Лев Боаз-Яхинов и Яхин-Боазов. Кляйнцайт | страница 85
– Вы видите двух иностранцев, и картинка для вас немедленно упрощается, – произнесла Гретель. – Женщины, а не дамы. Секс, страсть, уличные драки. Горячие чужеземцы. Какая наглость!
Врач кашлянул, мимолетно воображая, как занимается с Гретель сексом, страстью и уличными драками.
– Тогда, быть может, вы мне опишете, что произошло? – спросил он, покраснев.
– Я не собираюсь вам ничего описывать, – произнесла Гретель, – и не понимаю, чего вы от меня хотите.
Врач снова напомнил себе, что он врач.
– Согласитесь, сударыня, – начал он чопорно, – что гулять с ножом – занятие довольно двусмысленное: никогда не знаешь, кто может пораниться. Думаю, вам тоже неплохо бы побыть где-нибудь в мире и покое несколько дней и все это спокойно обдумать. – Он подписал такой же ордер.
Ожидая фургона, который должен был отвезти их в лечебницу, Яхин-Боаз и Гретель сидели на скамейке, а констебль тактично прогуливался неподалеку.
Слезы текли по лицу Яхин-Боаза. Он взглянул на Гретель, снова отвернулся. У него заболела голова. Отчего-то во всем этом виновата она. Если б не накинулась на льва… Нет. Даже еще раньше. Появился бы перед ним лев, если б он не… Нет. Что и говорить, лев в любом случае его… что?
Карта. Не здесь. Дома, на письменном столе. В другом столе, в лавке, где некогда он был продавцом карт ЯхинБоазом, лежала записная книжка. Были ли в ней свежие записи, какие он не включил в карту карт? Карта лежала на столе. Закрыты ли были окна? Стол стоял у окна, и если шел дождь… А кто будет кормить льва?
Его разум рвался вперед, но он слишком устал, чтобы обращать на него теперь внимание. Он сидел на скамье с перебинтованными руками, и по лицу у него текли слезы. Гретель прислонялась к нему, ничего не говоря.
Фургон остановился, двери открылись. Возникли зеленые кусты и лужайки вокруг симпатичного здания из старого красного кирпича с белым куполом и позолоченным флюгером.

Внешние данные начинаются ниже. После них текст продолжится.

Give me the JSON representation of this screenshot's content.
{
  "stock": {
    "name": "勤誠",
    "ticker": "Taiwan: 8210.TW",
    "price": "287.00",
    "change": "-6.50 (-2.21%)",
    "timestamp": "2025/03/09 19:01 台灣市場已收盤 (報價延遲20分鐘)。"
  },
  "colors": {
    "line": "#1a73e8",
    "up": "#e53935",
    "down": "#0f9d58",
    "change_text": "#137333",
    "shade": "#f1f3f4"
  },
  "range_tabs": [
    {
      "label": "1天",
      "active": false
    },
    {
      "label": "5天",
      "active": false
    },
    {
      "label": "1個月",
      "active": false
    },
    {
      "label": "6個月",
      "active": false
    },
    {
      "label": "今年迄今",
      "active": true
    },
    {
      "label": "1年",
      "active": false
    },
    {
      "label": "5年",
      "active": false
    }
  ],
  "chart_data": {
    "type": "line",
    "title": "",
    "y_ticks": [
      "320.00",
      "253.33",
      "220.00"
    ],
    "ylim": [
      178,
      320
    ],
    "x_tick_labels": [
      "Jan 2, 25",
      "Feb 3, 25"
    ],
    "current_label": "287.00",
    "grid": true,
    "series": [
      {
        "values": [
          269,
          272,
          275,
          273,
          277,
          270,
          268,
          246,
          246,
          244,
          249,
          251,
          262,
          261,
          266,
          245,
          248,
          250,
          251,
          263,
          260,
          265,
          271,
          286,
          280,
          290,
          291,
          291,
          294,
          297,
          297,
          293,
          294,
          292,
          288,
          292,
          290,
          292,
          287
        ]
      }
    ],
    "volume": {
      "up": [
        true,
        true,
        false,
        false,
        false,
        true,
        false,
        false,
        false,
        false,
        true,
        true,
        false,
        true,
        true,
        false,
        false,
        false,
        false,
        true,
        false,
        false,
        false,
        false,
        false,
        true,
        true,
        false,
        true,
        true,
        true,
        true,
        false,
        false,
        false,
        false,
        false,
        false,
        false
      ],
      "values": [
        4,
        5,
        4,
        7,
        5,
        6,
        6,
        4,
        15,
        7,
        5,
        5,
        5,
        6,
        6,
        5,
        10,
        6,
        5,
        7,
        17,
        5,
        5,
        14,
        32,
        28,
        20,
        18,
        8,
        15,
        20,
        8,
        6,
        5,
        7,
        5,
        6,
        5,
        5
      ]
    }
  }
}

Моргая от солнца, Яхин-Боаз и Гретель выбрались из фургона, вошли в лечебницу, где их приняли, раздели, обследовали, дали лекарства и определили его в мужское отделение, ее – в женское, которые носили имена деревьев. Запах стряпни бродил по коридорам, словно певец разгрома.
Яхин-Боаз в пижаме и халате лег на койку. Стены были кремовые, занавески – темно-красные с желто-голубыми цветами. Вдоль каждой стены и створчатых окон до пола, смотревших на лужайку, выстроилось по длинному ряду коек. Солнечный свет мягко клонился книзу по стенам – не с жесткостью улиц снаружи. Воскресный солнечный свет. Прекрати сопротивление, и я обойдусь с тобой милостиво, говорил этот свет. Яхин-Боаз уснул.